Michael plans to add more appetizers, small plates and gluten-free options to the menu, which can be viewed here.

Prices will remain the same unless their food costs go up, said his wife and co-owner, Paula.

Today's menu features locally caught bluefish, spanish mackeral, red drum and permit fish, which turned up in Jesse Spencer's nets, and is similar to pompano. Michael's lemon butter sauce was deemed "seamless, perfectly balanced, and a work of art in its own right," by Gourmet Magazine's Jane Lear in 2009. Will he be whipping some up for tonight's dinner? "I sure am," said Michael, who was relieved to be once again open for business.

None of the staff jumped ship while waiting for the restaurant to re-open, noted Michael with pleasure. Matt Tolson and Daniel O'Neal are back at work on the brunch line, and the employees working the dining room all had big smiles.

Molly Lyons, Cliff Hanbury, Nat Schramel & Emma Lovejoy, happy to be back to work at The Flying Melon.
Molly Lyons, Cliff Hanbury, Nat Schramel & Emma Lovejoy, happy to be back to work at The Flying Melon.

"They are so fun to work for," said host and server Molly Lyons, noting that the crew are all friends, and that Michael and Paula are easy going bosses.

"Ellos son bien.

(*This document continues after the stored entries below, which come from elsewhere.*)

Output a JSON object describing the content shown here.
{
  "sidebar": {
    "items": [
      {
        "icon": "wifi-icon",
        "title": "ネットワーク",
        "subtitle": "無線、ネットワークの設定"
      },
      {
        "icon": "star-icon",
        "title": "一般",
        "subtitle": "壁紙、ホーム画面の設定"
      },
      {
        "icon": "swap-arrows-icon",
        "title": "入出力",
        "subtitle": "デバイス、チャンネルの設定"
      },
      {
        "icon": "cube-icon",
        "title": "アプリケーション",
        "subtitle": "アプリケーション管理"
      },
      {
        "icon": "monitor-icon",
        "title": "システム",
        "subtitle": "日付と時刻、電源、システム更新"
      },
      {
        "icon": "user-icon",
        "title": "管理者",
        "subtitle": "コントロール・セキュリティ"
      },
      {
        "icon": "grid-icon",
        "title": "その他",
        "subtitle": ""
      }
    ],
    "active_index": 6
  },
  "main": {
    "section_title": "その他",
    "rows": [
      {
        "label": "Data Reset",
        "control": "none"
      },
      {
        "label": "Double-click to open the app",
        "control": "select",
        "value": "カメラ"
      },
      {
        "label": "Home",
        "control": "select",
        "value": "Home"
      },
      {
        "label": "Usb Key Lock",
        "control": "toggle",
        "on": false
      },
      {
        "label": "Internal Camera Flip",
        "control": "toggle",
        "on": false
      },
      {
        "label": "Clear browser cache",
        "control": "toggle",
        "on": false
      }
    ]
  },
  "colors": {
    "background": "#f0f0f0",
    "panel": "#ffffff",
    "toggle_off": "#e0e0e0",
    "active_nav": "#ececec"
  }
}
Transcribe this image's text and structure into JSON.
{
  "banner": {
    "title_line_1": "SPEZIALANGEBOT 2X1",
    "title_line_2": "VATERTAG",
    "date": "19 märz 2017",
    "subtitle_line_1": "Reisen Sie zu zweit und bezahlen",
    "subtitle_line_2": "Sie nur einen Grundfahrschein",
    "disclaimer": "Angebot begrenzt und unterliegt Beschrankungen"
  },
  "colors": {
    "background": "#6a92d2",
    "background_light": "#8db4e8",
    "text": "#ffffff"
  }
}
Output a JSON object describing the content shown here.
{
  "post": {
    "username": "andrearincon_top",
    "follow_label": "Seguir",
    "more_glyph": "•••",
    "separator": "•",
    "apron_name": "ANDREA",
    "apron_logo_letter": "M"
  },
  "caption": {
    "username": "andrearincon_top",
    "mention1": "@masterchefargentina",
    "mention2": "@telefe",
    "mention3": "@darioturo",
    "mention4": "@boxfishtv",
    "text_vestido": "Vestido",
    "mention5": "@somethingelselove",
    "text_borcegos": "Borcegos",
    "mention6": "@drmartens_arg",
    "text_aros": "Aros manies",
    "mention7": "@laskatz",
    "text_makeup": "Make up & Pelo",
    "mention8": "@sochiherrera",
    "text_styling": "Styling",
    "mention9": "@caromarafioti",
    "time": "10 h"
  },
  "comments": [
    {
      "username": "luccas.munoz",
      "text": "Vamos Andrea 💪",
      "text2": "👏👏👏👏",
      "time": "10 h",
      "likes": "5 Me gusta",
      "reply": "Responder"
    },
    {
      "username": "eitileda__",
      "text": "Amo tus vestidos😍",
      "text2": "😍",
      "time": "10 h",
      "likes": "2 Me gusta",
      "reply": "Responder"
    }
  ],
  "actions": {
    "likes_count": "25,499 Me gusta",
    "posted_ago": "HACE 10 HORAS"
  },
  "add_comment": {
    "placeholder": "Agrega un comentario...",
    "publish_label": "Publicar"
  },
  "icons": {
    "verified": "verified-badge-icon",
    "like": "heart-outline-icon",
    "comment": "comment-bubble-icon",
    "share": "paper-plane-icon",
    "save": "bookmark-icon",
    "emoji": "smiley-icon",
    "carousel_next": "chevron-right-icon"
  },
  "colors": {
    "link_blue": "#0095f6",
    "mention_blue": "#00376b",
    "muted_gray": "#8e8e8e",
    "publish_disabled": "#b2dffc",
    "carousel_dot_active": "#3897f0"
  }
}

They're nice people," said Adela Garcia, who is starting her sixth year on the Melon staff.

"You have to check out the upstairs," said server Lori Masaitis, after gushing with pleasure over the new dining room.

The upstairs is an airy lounge with comfy seating for after or pre-dinner drinks. The lounge is perfect for hosting small bridal showers or luncheons, said Paula. Other groups may get into the habit of congregating there as well, as a full bar will accompany the Melon's menu for the first time, and there is an adjacent open air deck.

The Schramels moved to Ocracoke from New Orleans, where they ran a catering business for 18 years, and Mat and Naddie's Restaurant for six of those years. After initially working as a chef at the Back Porch Restaurant, Michael opened The Flying Melon with Susie Scott in 2006. When Susie moved away three years ago, Paula joined the team, adding her touches to the decor and menu design, and helping the service flow smoothly.

Upstairs is for lounging, small plates, desserts and cocktails.
Upstairs is for lounging, small plates, desserts and cocktails.

Both of their adult children work in the restaurant, and Paula and Michael say that their daughter, Maddie, and son, Nat, are welcome to help their parents transition to retirement whenever the urge strikes. Michael cooks dinner every night, and Paula is as comfortable greeting guests and working the floor as she is stepping up when needed in the kitchen.

Michael has "no concerns moving off the main road," and is confident the location, right across from Ocracoke Coffee Co., within easy walking distance of three motels, and around the corner from The Back Porch Restaurant, will give them plenty of exposure to diners who are not already familiar with the Melon's sophisticated Southern cuisine.

The dining room, seating 50, has intimate little nooks and cozy banquettes. The divided room means the restaurant can host special occasions while remaining open to the public, said Paula. Putting up a tent over the grassy drain field will make a lovely place for a reception, said Michael. The Flying Melon will continue to offer their catering services as well.

Now that they're back in business, the Melon will serve a full brunch menu (9 a.m. - 2 p.m.) Tuesday through Sunday, and dinner (5:30 p.m. - 9:30 p.m.) Tuesday through Saturday.